6. Letterman Audience-Free Shows During Sandy (2012)
In the same vein as Ferguson, this time Letterman didn't even have an audience during the superstorm. He stood there in an empty studio, save for his sidekick, Paul Shaffer, and the accompying band and did his monologue and regular show. Who says the audience adds anything?
7. Matt Damon Ties Up Jimmy Kimmel (2013)
Late-night TV or the WWE? Damon, in a mock feud with Kimmel, finally snapped, tied up Kimmel and hosted the show himself. Vince McMahon would be proud of that storyline.
8. Jimmy Kimmel Rips Leno Post-Conan O'Brien Firing (2010)
Kimmel was NOT happy when Conan was removed as host of The Tonight Show and he subequently mocked Leno, including doing a show dressed up as him and continued on the offensive until the red-headed comedian locked into his own show on TBS. I was happy to see this, since even the Leno/Letterman rivalry had gotten stale.
9. Sinead O'Connor Tears Pope John Paul II's Picture on SNL (1992)

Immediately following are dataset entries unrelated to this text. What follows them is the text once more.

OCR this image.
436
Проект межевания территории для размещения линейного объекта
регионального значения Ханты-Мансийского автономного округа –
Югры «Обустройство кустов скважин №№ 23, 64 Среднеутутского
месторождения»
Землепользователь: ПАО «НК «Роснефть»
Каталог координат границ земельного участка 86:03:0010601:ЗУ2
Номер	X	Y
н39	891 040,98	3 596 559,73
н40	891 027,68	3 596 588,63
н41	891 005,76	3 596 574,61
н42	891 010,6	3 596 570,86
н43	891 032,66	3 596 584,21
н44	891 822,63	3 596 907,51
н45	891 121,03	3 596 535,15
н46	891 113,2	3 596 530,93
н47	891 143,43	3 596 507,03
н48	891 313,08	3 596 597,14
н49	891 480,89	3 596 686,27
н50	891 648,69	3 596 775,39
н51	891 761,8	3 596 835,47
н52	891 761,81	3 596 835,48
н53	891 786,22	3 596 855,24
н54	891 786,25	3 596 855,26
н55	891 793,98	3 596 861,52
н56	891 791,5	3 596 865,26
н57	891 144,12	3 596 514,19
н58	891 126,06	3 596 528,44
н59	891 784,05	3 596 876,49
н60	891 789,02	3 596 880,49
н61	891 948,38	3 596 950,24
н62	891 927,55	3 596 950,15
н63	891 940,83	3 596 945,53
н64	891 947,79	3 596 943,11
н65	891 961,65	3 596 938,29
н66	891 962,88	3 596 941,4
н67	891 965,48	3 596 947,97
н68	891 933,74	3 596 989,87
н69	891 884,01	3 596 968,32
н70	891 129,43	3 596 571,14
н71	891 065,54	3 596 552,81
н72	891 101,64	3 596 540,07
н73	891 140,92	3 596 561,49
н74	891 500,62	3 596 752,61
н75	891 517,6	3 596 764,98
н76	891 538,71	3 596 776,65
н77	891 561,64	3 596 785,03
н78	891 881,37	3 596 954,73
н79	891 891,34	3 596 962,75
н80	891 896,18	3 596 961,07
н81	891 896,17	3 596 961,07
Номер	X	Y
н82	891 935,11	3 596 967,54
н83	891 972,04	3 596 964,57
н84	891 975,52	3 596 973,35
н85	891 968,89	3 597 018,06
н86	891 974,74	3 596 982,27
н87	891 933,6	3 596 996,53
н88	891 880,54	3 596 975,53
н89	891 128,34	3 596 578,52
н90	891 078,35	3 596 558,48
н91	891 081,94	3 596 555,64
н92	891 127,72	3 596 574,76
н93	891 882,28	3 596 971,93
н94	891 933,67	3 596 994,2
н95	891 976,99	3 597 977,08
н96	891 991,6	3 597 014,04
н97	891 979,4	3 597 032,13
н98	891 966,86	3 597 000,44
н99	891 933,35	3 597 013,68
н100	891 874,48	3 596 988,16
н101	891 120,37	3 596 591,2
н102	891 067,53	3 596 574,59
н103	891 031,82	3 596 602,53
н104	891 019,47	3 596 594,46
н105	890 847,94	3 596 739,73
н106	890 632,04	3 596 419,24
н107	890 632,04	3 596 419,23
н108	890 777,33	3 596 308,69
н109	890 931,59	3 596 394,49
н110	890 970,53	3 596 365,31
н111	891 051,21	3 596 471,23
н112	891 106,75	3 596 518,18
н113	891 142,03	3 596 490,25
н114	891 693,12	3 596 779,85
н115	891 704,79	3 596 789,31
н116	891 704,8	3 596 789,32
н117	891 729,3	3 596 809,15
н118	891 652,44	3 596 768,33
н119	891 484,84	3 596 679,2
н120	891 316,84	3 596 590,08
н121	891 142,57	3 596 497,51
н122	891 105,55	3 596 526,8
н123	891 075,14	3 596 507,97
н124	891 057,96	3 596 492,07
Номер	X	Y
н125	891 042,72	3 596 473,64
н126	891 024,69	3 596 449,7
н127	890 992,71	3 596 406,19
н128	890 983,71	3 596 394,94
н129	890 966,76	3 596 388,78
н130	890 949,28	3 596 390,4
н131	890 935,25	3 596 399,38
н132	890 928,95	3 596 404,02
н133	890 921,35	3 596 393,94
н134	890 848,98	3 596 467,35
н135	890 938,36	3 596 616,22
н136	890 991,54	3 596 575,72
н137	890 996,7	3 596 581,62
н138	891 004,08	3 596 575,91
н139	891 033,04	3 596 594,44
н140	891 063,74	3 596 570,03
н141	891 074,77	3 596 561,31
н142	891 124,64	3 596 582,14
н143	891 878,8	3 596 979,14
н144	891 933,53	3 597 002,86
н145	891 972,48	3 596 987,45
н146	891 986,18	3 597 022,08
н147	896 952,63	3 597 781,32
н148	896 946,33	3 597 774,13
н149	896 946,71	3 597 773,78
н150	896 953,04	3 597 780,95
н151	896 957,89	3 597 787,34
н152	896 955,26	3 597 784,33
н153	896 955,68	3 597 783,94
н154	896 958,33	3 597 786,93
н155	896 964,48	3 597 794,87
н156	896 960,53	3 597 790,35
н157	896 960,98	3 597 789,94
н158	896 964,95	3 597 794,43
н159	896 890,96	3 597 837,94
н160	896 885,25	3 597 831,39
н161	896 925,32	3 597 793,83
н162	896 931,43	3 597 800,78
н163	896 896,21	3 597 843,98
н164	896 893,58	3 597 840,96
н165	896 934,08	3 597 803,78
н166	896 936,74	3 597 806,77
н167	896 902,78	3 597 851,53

The Irish singer sure tore herself out of the spotlight after that stunt to protest the Catholic church's view on abortion/contraception: she was also unhappy to be on the same show that the misogynistic Andrew Dice Clay was hosting. It was quite a fall: she had been on top of the world with her hit single, "Nothing Compares 2 U" and after that she faded away until making guest appearances on albums with groups like Massive Attack in the 2000s.
10. Lindsay Lohan on Letterman (2013)
Like Grant, Lohan was surprised by pointed questions about her personal life, which continues to be a train wreck of drugs, alcohol and smoking enough cigarettes to age her 20 years. Letterman can be a good interviewer: he wouldn't last as long as he has without that skill, but he can get testy with people that annoy him. Guess Lohan fit into that category.